After enable systemd flag in make.conf USE=
the following packages were rebuild:
sys-apps/busybox
sys-apps/dbus
sys-auth/pambase
sys-auth/polkit
sys-fs/udisks
sys-power/upower
gnome-base/gvfs

But now I have a BIG problem, I can not mount USB stick at all as user (only as 
root).
Eject doesn't work either.

--
Joseph



Re: [gentoo-user] going from systemd to udev

2014-02-04 Thread Canek Peláez Valdés
On Tue, Feb 4, 2014 at 8:01 PM, Joseph syscon...@gmail.com wrote:
 On 02/04/14 19:33, Canek Peláez Valdés wrote:

 [snip]

emerge -pv gnome-base/gvfs

   
If you have the gdu USE flag enabled, I recommend switching to
   udisks.
It's possible that it will fix everything, but I have never used
   Xfce,
so I'm not certain.
   
   
Do I need to put flag: systemd in make.conf file: USE=...
to enable it globally?

   Supposedly, you should enable local flags per package in
   /etc/portage/package.use, but many does put it on make.conf.

   Either way, if you are using systemd, you *should* set the systemd USE
   flag on everything, otherwise the package in question will try to use
   the non-systemd implementation (if any), and that will (almost surely)
   fail under systemd.

   Regards.


 After enable systemd flag in make.conf USE=
 the following packages were rebuild:
 sys-apps/busybox
 sys-apps/dbus
 sys-auth/pambase
 sys-auth/polkit
 sys-fs/udisks
 sys-power/upower
 gnome-base/gvfs

 But now I have a BIG problem, I can not mount USB stick at all as user (only
 as root).
 Eject doesn't work either.

Did you rebooted?

Regards.
-- 
Canek Peláez Valdés
Posgrado en Ciencia e Ingeniería de la Computación
Universidad Nacional Autónoma de México



Re: [gentoo-user] going from systemd to udev

2014-02-04 Thread Joseph

On 02/04/14 20:06, Canek Peláez Valdés wrote:

On Tue, Feb 4, 2014 at 8:01 PM, Joseph syscon...@gmail.com wrote:

On 02/04/14 19:33, Canek Peláez Valdés wrote:

[snip]


   emerge -pv gnome-base/gvfs

  
   If you have the gdu USE flag enabled, I recommend switching to
  udisks.
   It's possible that it will fix everything, but I have never used
  Xfce,
   so I'm not certain.
  
  
   Do I need to put flag: systemd in make.conf file: USE=...
   to enable it globally?

  Supposedly, you should enable local flags per package in
  /etc/portage/package.use, but many does put it on make.conf.
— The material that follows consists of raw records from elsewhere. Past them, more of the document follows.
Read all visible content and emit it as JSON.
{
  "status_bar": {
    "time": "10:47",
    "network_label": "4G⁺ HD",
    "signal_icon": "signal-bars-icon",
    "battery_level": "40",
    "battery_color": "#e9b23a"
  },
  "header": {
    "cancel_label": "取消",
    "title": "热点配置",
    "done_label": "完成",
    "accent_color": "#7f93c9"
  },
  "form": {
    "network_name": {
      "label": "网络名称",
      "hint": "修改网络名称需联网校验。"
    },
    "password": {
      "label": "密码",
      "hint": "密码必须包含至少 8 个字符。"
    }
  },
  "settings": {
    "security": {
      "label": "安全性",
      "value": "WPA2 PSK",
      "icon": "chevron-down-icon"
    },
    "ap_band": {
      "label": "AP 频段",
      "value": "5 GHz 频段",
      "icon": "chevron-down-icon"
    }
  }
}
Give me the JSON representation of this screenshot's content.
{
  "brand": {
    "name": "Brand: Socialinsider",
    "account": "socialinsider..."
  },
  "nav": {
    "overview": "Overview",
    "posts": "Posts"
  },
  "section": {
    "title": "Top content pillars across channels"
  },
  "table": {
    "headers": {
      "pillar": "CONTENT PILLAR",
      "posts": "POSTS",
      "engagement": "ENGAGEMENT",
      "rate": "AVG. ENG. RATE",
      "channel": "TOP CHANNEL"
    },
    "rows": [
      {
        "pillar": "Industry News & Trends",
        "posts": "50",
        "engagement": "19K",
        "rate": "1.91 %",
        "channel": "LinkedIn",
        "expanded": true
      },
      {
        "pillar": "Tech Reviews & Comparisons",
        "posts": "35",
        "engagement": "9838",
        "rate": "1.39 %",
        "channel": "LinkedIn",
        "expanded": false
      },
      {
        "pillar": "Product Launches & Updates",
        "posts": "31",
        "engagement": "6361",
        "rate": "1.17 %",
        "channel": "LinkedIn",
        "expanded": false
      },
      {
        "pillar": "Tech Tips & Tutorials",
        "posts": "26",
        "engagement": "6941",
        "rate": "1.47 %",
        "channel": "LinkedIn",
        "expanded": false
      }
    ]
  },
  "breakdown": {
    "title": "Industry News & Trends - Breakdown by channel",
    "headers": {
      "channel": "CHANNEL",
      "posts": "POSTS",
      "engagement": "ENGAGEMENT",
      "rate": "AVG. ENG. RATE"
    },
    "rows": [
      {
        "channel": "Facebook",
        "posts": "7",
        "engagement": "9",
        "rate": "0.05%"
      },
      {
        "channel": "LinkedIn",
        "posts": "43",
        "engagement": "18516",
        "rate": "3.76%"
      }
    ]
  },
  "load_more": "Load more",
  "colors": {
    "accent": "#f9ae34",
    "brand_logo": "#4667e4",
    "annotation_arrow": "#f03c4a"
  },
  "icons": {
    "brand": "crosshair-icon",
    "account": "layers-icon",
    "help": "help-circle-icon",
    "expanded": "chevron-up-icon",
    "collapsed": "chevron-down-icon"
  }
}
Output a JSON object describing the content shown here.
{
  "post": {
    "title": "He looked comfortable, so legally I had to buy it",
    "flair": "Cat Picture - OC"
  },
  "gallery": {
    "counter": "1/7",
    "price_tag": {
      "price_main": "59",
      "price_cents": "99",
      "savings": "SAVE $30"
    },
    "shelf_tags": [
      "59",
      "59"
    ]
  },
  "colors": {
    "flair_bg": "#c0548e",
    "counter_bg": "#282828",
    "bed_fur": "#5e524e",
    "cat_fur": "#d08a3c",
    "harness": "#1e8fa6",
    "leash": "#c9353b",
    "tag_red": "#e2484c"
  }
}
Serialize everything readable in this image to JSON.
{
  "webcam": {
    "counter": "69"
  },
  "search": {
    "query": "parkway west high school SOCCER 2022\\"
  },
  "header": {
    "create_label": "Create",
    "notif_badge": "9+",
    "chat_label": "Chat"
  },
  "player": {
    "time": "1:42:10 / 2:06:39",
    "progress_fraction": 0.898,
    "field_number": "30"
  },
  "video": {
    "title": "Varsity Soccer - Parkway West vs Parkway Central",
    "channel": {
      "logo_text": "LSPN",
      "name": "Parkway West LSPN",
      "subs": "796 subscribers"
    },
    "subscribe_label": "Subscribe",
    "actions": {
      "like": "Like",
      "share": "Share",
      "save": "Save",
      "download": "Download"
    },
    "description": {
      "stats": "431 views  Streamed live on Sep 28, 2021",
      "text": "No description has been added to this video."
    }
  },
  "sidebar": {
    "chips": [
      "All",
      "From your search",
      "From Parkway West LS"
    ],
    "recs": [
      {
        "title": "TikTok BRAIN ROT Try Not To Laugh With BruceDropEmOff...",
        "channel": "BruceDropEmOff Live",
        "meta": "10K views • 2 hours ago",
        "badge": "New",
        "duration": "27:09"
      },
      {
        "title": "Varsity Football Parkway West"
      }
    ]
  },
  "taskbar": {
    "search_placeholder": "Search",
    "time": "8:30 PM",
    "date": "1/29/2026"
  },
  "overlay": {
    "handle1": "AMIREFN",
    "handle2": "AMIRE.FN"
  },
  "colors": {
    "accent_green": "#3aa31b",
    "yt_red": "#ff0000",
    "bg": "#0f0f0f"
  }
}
  Either way, if you are using systemd, you *should* set the systemd USE
  flag on everything, otherwise the package in question will try to use
  the non-systemd implementation (if any), and that will (almost surely)
  fail under systemd.

  Regards.



After enable systemd flag in make.conf USE=
the following packages were rebuild:
sys-apps/busybox
sys-apps/dbus
sys-auth/pambase
sys-auth/polkit
sys-fs/udisks
sys-power/upower
gnome-base/gvfs

But now I have a BIG problem, I can not mount USB stick at all as user (only
as root).
Eject doesn't work either.


Did you rebooted?

Regards.
--
Canek Peláez Valdés
Posgrado en Ciencia e Ingeniería de la Computación
Universidad Nacional Autónoma de México



Yes, I did.  
Should I reverse it? Remove flag systemd from make.conf and rebuild.